Education, the knowledge society, the global market all connected through technology and cross-cultural communication skills are I am all about. I hope through this blog to both guide others and travel myself across disciplines, borders, theories, languages, and cultures in order to create connections to knowledge around the world. I teach at the University level in the areas of Business, Language, Communication, and Technology.

Sunday, January 3, 2010

Public vs. private learning

I currently am setting up my courses (three different ones) for next semester. As I do so, I need to determine the best tools for my students. One issue that has come up repeatedly each semester is how to maintain privacy laws (Family Education Privacy Act), but allow access to learning in a public manner.

FERPA laws require that I have tools that students are either guaranteed anonymity when they use the tool (school based secure tools) or are given the choice of how much information they reveal about themselves, including the option of not participating in a "public" forum. This leads to a number of restrictions when deciding on which tools to use and how to use them.

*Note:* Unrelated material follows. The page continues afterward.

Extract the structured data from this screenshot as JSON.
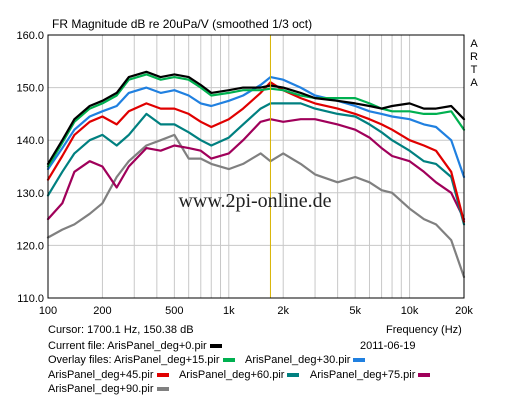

Last semester I used Ning. In many ways, this is a great tool for public discussions. Even the private emails and the use of the approval function for video uploads allowed for a certain amount of privacy. However, I still did not trust Ning's privacy controls enough to upload grades or receive individual assignments. As a result, this semester I decided to use Blackboard's grading and assignment features. In designing the new course, however, I remembered why I don't like Blackboard. The assignment and grade features are very time consuming and cumbersome to set up. As I've mentioned before, I miss the ease of Prometheus, which was bought by WebCT, but whose features seemed to be discarded.

I have yet to find an easy syllabus program that fit the ease of Prometheus's. I could set up a course in a day, using the Prometheus template. I know it will take about 2-3 days per course to set up the courses on Blackboard. In addition, I want to still use the Ning and a Wiki for the interschool projects I am designing for two of the three courses I'm teaching.

All of these have made be wonder about the importance of having both public and private learning spaces. I use Private learning spaces to help motivate my students to take chances, fail, and learn from their mistakes. I use public learning spaces to help students feel a sense of responsibility for their own and others learning, help create synergy in learning, and create a sense of community in learning (rather than learning being something that is done in isolation).

So what are the differences in private and public learning spaces? How can we work with administrators to create both? How do we balance security issues with sharing of knowledge and community building?


Cathy Garland said...

You may want to take a look at Edvance360 (formerly Scholar360) LMS-SN. It combines all the course tools of a Course Management System, the relational-learning tools of a Learning Management System, and the Web 2.0/social networking tools needed to facilitate collaboration. From what you have written, it may be exactly what you need.

V Yonkers said...

Thanks. I'll look into it. Have you ever used it? Are there any "bugs" in it?